En revanche, un développement du transport de marchandises par fer serait tout à fait envisageable, puisque, quelques années après la construction du tunnel routier sous le col de Tende, fut percé en 1889, à 1 040 mètres d'altitude, soit à 260 mètres au-dessous du routier, le tunnel ferroviaire du col de Tende.
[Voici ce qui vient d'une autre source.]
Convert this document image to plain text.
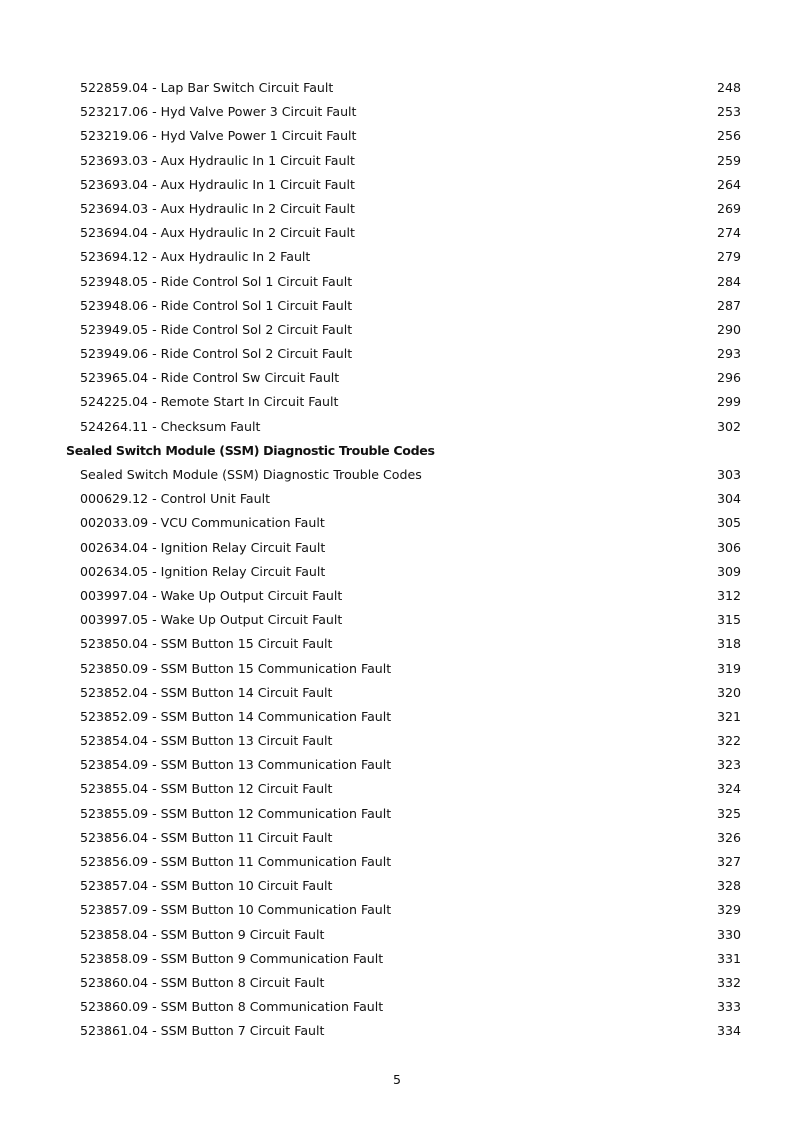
522859.04 - Lap Bar Switch Circuit Fault	248
523217.06 - Hyd Valve Power 3 Circuit Fault	253
523219.06 - Hyd Valve Power 1 Circuit Fault	256
523693.03 - Aux Hydraulic In 1 Circuit Fault	259
523693.04 - Aux Hydraulic In 1 Circuit Fault	264
523694.03 - Aux Hydraulic In 2 Circuit Fault	269
523694.04 - Aux Hydraulic In 2 Circuit Fault	274
523694.12 - Aux Hydraulic In 2 Fault	279
523948.05 - Ride Control Sol 1 Circuit Fault	284
523948.06 - Ride Control Sol 1 Circuit Fault	287
523949.05 - Ride Control Sol 2 Circuit Fault	290
523949.06 - Ride Control Sol 2 Circuit Fault	293
523965.04 - Ride Control Sw Circuit Fault	296
524225.04 - Remote Start In Circuit Fault	299
524264.11 - Checksum Fault	302
Sealed Switch Module (SSM) Diagnostic Trouble Codes
Sealed Switch Module (SSM) Diagnostic Trouble Codes	303
000629.12 - Control Unit Fault	304
002033.09 - VCU Communication Fault	305
002634.04 - Ignition Relay Circuit Fault	306
002634.05 - Ignition Relay Circuit Fault	309
003997.04 - Wake Up Output Circuit Fault	312
003997.05 - Wake Up Output Circuit Fault	315
523850.04 - SSM Button 15 Circuit Fault	318
523850.09 - SSM Button 15 Communication Fault	319
523852.04 - SSM Button 14 Circuit Fault	320
523852.09 - SSM Button 14 Communication Fault	321
523854.04 - SSM Button 13 Circuit Fault	322
523854.09 - SSM Button 13 Communication Fault	323
523855.04 - SSM Button 12 Circuit Fault	324
523855.09 - SSM Button 12 Communication Fault	325
523856.04 - SSM Button 11 Circuit Fault	326
523856.09 - SSM Button 11 Communication Fault	327
523857.04 - SSM Button 10 Circuit Fault	328
523857.09 - SSM Button 10 Communication Fault	329
523858.04 - SSM Button 9 Circuit Fault	330
523858.09 - SSM Button 9 Communication Fault	331
523860.04 - SSM Button 8 Circuit Fault	332
523860.09 - SSM Button 8 Communication Fault	333
523861.04 - SSM Button 7 Circuit Fault	334
5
Long de 8 099 mètres, large de 7, 80 mètres et haut de 6, 10 mètres, ce tunnel, où deux trains peuvent se croiser, permet aujourd'hui une liaison par rail entre Turin, Cuneo, Tende, Breil-sur-Roya, Vintimille, Menton, Monaco ou Nice.
Cependant, le développement de cette voie est aujourd'hui limité à vingt-trois trains par jour du fait qu'une partie n'est plus électrifiée sur 42 kilomètres du côté français, et ce depuis 1944, suite à des destructions de l'armée allemande.
Sur ce point, comme sur celui de la création d'un épi ferroviaire à Vintimille permettant la suppression d'une rupture de charge, mes appels aux différents ministres de l'équipement sont nombreux et je ne désespère pas de voir mes demandes aboutir.
L'amélioration des liaisons routières et ferroviaires entre le Piémont, région industrielle parmi les plus dynamiques d'Europe, et la Côte d'Azur, tout aussi active, permettra d'accentuer les échanges économiques entre nos régions, favorisant les partenariats.
Je conclurai par un mot de félicitations de nos amis italiens, qui m'ont chargé de remercier M. le président du Sénat, M. le ministre des affaires étrangères, et vous-même, madame la secrétaire d'État, pour la rapidité et l'efficacité avec lesquelles la France conduit la ratification de cet accord, signé le 13 mars 2007 entre Dominique Perben, ministre de l'équipement et des transports d'alors, et Antonio Di Pietro, ministre des infrastructures italiennes, grâce à ce projet de loi, que, je l'espère, mes chers collègues, vous voterez à l'unanimité.
Ce texte, du côté italien, attend pour l'instant de recevoir un dernier accord, celui du ministère de l'économie, pour être présenté en conseil des ministres, puis soumis à l'approbation du Parlement.
Si l'Assemblée nationale l'approuve aussi rapidement que s'apprête à le faire notre Haute Assemblée, ce dont je ne doute point, le rapporteur étant Jean-Claude Guibal, député des Alpes-Maritimes, cela incitera nos amis italiens à faire de même.
Toutefois, il me paraît important, madame la secrétaire d'État, que vous interveniez auprès de votre homologue italien, M. Massimo d'Alema, afin que nous puissions lancer les travaux dès le premier semestre 2008, ce que souhaitent, comme moi, le président du conseil général des Alpes-Maritimes mais également les populations et les élus des régions Piémont et Provence-Alpes-Côte d'Azur.